New
Zealand Executive Summary
New
Zealand is a remote island country in the south-western
Pacific, situated about 2,000 km south-east of
Australia across the Tasman Sea. The country mainly
comprises two islands – the North and South
islands. Its population is around 4.25m.
New
Zealand is a parliamentary democracy and a British
Commonwealth realm. The chief of state is the
British Monarch. John Key has been the Prime Minister
since the November 2008 general election.
Previously, New Zealand based its economy on the
export of meat and dairy products to the United
Kingdom. However, since Britain's membership of
the European Union, New Zealand has diversified.
Agriculture now represents only 4.5% of gross
domestic product (GDP), with the economy being
dominated by services at almost 70% of GDP, and
manufacturing at some 26%. Tourism has also become
an important part of the country’s economy.
GDP reached USD116.5bn (2009 estimate). GDP growth
reached 3.2% in 2007, but was flat in 2008 and
was estimated to have contracted by 1.3% in 2009.
The economy pulled out of recession late in 2009,
but growth has been slow.
Its currency is the New Zealand dollar (NZD),
known informally as the “kiwi dollar”.
The rate of company tax in New Zealand for 2009-10
is 30%, while the top personal income tax rate
is 38%. There are no capital gains, inheritance
or property taxes.
In
2010, the government changed the controlled foreign
company (CFC) rules, introducing an exemption
for active income earned by those foreign companies
that are controlled by New Zealand investors,
and is also considering similarly modifying the
foreign investment fund rules.
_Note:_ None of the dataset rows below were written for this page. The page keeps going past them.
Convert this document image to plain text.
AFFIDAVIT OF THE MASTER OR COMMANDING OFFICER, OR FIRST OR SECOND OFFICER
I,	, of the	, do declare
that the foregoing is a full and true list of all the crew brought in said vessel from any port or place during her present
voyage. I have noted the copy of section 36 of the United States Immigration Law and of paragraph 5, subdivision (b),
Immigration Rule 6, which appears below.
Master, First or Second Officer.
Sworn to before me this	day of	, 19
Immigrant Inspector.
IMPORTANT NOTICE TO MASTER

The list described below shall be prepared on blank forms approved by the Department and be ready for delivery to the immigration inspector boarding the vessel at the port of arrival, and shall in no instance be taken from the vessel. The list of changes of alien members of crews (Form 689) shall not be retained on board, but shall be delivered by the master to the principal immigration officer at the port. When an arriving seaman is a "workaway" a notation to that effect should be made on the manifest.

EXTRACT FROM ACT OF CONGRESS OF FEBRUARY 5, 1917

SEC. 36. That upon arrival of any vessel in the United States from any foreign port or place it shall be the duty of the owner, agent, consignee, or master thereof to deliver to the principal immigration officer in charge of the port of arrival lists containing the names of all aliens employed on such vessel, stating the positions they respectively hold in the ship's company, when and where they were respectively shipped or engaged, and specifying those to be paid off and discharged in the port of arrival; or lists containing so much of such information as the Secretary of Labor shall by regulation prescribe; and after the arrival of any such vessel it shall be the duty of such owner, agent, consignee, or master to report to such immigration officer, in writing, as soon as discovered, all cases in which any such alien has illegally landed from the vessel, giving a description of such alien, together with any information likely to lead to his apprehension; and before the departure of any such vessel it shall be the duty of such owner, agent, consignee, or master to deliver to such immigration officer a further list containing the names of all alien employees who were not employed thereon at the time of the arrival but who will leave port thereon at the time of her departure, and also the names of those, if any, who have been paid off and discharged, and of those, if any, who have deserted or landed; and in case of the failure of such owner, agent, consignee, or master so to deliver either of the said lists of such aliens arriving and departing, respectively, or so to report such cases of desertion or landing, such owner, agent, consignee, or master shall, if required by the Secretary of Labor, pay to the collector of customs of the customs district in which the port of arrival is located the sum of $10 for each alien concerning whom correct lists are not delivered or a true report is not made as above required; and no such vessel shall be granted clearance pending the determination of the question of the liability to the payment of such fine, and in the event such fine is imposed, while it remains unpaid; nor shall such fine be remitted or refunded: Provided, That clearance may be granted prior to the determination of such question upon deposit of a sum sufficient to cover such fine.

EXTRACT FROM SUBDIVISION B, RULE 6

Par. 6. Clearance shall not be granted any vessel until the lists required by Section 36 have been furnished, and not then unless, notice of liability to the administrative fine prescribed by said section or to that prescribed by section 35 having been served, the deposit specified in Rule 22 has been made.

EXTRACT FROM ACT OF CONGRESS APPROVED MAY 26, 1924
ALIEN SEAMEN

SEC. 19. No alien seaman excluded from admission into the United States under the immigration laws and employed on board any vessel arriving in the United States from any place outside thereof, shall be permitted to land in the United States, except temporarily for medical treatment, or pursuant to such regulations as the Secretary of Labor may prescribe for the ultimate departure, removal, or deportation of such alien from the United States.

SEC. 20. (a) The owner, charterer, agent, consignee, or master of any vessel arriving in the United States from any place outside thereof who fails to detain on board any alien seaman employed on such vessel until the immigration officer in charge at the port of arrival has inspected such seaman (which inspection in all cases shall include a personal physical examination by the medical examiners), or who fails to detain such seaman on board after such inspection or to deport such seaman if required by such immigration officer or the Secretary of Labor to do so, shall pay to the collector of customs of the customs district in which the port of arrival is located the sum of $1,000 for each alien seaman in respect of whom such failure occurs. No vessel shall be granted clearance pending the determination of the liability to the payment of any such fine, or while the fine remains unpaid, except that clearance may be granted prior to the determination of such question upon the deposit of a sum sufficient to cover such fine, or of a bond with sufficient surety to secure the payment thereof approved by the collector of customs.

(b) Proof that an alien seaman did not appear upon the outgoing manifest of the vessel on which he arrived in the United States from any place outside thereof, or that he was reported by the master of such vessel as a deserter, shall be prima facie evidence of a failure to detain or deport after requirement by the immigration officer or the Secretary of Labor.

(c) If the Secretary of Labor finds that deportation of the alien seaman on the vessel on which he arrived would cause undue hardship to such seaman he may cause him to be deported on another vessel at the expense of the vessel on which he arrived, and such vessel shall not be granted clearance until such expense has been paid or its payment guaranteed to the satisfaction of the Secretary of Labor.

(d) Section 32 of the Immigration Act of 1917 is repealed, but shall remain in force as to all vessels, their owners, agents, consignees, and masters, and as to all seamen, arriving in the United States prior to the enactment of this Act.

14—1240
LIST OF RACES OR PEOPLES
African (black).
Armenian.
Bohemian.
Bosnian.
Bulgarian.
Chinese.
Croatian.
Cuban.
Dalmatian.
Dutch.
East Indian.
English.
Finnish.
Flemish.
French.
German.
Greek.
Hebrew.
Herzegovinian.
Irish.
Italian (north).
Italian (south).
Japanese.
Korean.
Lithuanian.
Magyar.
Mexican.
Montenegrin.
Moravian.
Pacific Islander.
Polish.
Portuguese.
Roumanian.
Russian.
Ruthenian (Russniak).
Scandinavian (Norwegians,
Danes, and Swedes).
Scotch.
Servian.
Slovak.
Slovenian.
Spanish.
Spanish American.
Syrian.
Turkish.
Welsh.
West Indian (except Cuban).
However, investment
income is still taxable, limiting the use of New
Zealand as a regional headquarters (without the
use of double taxation treaties).
After
the boom years from 2001, property prices fell
by almost 5% in 2008. However, with low interest
rates and a large government stimulus to counteract
the global recession, prices began to recover
in 2009. The government has removed controls over
banking and finance, and is looking at making
the country a hub for investment fund administration
in the region.
While there are no major tax incentives for particular
sectors, non-tax incentives are available for
investments in selected sectors, such as venture
capital and film production, provided directly
by the government in the form of financial support.